Nous commençons ainsi à comprendre que la complexité du monde à construire demande une approche de la démocratie fondée sur le dialogue dans tous les lieux qui nous permettent de vivre en société. Pourtant cette parole partagée est beaucoup trop peu mise en valeur et promue. On préfère mettre l’accent sur la rhétorique et l’éloquence. L’usage de la parole pour construire un monde commun est encore largement laissée de côté. Et pourtant, là aussi, des initiatives existent ici ou là mais elles manquent considérablement de visibilité. La conversation n’est pas une pratique vraiment définie, les lieux où on s’y entraîne ne sont pas repérés en tant que tels.

Un travail de recensement des formes de conversation qui se pratiquent et des lieux où on s’y entraîne est plus que nécessaire.

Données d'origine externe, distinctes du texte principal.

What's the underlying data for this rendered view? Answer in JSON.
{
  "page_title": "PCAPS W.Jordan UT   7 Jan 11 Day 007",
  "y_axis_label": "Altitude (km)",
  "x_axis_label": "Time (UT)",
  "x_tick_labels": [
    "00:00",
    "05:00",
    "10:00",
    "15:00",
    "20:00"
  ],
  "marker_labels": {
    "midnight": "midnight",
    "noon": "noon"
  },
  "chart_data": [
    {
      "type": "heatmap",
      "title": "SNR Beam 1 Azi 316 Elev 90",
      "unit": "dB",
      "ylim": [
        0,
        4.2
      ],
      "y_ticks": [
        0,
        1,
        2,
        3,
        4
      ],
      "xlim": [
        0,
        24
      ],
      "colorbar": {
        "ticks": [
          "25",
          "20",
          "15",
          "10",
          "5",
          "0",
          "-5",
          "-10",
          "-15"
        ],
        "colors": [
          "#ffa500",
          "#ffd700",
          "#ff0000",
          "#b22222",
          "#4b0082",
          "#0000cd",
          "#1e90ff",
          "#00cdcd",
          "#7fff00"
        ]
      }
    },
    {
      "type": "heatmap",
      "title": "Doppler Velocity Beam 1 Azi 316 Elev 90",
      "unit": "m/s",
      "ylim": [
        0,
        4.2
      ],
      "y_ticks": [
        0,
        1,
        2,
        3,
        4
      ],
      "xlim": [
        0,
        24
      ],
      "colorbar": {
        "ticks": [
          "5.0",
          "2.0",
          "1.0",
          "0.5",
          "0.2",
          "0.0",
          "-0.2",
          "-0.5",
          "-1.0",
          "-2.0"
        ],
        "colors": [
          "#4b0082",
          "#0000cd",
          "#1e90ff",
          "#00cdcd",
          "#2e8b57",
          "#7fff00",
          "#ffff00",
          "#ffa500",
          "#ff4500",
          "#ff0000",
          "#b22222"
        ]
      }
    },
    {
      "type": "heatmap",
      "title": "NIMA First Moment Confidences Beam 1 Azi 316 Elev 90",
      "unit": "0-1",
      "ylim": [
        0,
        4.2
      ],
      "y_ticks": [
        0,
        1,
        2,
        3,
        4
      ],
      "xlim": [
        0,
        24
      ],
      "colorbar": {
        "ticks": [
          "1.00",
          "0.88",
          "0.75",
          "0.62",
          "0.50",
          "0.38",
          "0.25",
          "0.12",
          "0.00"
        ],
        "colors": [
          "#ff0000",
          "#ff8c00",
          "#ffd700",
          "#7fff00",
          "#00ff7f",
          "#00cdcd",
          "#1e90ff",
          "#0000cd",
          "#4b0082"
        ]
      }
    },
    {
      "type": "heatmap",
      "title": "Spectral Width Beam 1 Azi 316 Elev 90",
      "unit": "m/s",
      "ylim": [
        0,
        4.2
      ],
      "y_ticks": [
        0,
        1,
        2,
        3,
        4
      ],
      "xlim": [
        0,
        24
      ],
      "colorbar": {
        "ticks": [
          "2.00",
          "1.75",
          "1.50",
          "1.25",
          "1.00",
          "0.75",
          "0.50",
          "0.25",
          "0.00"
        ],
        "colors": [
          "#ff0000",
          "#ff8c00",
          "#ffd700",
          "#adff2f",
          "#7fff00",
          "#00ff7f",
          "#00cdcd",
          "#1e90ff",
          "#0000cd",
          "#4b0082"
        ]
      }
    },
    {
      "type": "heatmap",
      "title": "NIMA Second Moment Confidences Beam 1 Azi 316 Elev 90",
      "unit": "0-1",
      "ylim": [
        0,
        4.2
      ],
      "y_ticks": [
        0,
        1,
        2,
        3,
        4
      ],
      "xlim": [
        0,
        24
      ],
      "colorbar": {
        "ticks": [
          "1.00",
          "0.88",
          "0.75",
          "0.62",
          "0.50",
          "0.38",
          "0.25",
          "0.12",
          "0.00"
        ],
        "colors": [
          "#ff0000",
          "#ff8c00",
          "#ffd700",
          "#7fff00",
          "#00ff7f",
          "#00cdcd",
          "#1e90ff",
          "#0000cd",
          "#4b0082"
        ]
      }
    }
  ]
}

C’est dans ce sens que nous lançons avec la Maison de la Conversation  une étude pour voir comment on use de la conversation dans tous les lieux de la société (les entreprises, l’hôpital, la justice, les ehpads, les services publics… ) et comment on pourrait aider à développer localement une « culture de la conversation » : pour que les lieux où l’on se parle partagent leurs savoir-faire, se renforcent mutuellement, se maillent avec des lieux d’éducation populaire pour donner l’envie de converser…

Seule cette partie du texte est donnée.